Elyse and Church still keep in contact with each other. “She tells me about her day, which includes going to church with her grandparents, walking around the park in her community, and going to school.” 

Elyse has been through a lot since she has returned to her hometown, including things that child welfare systems would define as failures such as incarceration, instability in her living situation and periods of family violence. 

“These events are particularly dangerous given Elyse’s vulnerability resulting from her cognitive limitations,” Church says.

Still, Church counts Elyse’s story as a success. “Our system goal is to prevent emancipation — aging out of the foster care system — and finding safe and stable families for these children,” he says. “And I have to be honest, we didn’t achieve that by her 18th birthday, and we are struggling to achieve that now.

“But did things improve for her? Absolutely. Are there a group of committed adults both here and in her hometown who are committed to ensuring her safety and wellbeing while we figure out the best way for her to live in the community and be connected to family? There are, and that’s a measure of success that alleviates my concerns that ordinarily would grow from her encountering all those other hurdles. That’s success tethered to reality.”

Cold Case and DSS work with “complex families with complex problems,” Church says, and “when we take on the coldest cases with near-zero chance of what our system would measures as success, it is important to consider whether we are helping these families achieve their own version of success.” 

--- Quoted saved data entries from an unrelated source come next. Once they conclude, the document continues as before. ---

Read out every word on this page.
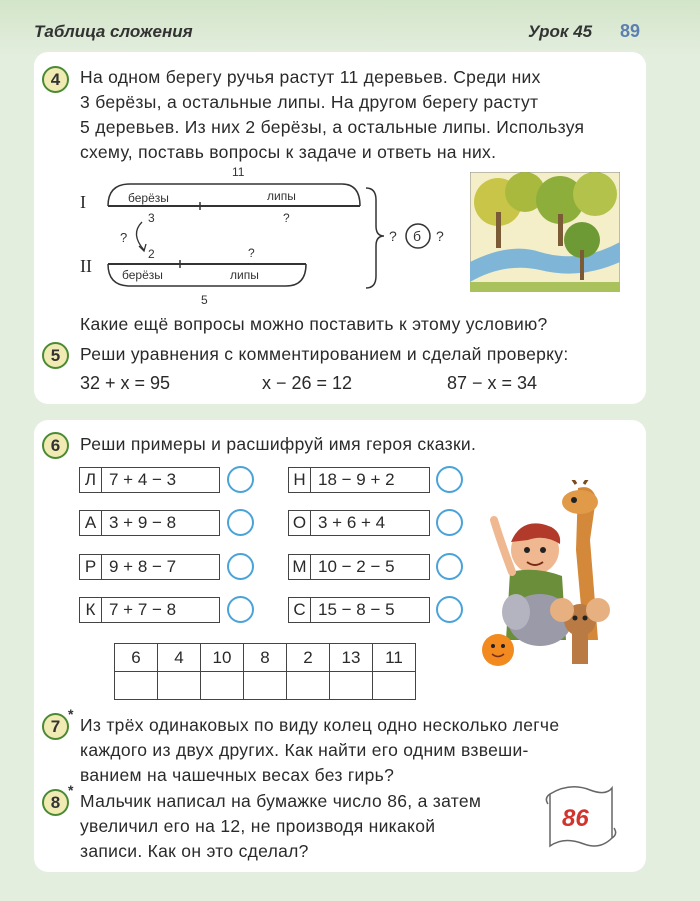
Таблица сложения	Урок 45 89
4	На одном берегу ручья растут 11 деревьев. Среди них
3 берёзы, а остальные липы. На другом берегу растут
5 деревьев. Из них 2 берёзы, а остальные липы. Используя
схему, поставь вопросы к задаче и ответь на них.
I
II
11
берёзы	липы
3	?
?
2	?
берёзы	липы
5
? б ?
Какие ещё вопросы можно поставить к этому условию?
5	Реши уравнения с комментированием и сделай проверку:
32 + x = 95	x − 26 = 12	87 − x = 34
6	Реши примеры и расшифруй имя героя сказки.
Л 7 + 4 − 3
А 3 + 9 − 8
Р 9 + 8 − 7
К 7 + 7 − 8
Н 18 − 9 + 2
О 3 + 6 + 4
М 10 − 2 − 5
С 15 − 8 − 5
6	4	10	8	2	13	11

7
*
Из трёх одинаковых по виду колец одно несколько легче
каждого из двух других. Как найти его одним взвеши-
ванием на чашечных весах без гирь?
8
*
Мальчик написал на бумажке число 86, а затем
увеличил его на 12, не производя никакой
записи. Как он это сделал?
86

The Cold Case Project has opened my eyes in a way that I have reevaluated and redesigned how Greenville DSS handles child welfare cases, both on the front end and for those children currently in care. 

Keith Frazier, director of Region 1


The Cold Case Project is designed to partner with DSS to prevent children from aging out of foster care. The good news? The number of adolescents aging out of foster care in South Carolina is at an all-time low — only four percent of all children exiting foster care are discharged without being part of a family.

“The Cold Case Project has opened my eyes in a way that I have reevaluated and redesigned how Greenville DSS handles child welfare cases, both on the front end and for those children currently in care,” says Keith Frazier, formerly the Greenville County DSS director and now the agency’s Region 1 director.

“I learned so much about how some cases were slipping through the cracks and how I could use that knowledge to develop a strong protocol and process that can focus on family finding to promote permanency for all children in foster care, particularly those identified as least likely to achieve it.”

Moving forward, Cold Case continues to evaluate files on foster children and sometimes encounters pleasant surprises.

“Of the 20 ‘cold case’ files we had started looking at in Florence County, four of them turned out to be resolved already by DSS caseworkers — three of the children had been reunited with family members and one was adopted,” Church says. “So the system is working better. There was a time when it was considered OK for 10 percent of the foster care population to age out, but that’s no longer the sentiment. We’re aiming for zero percent.”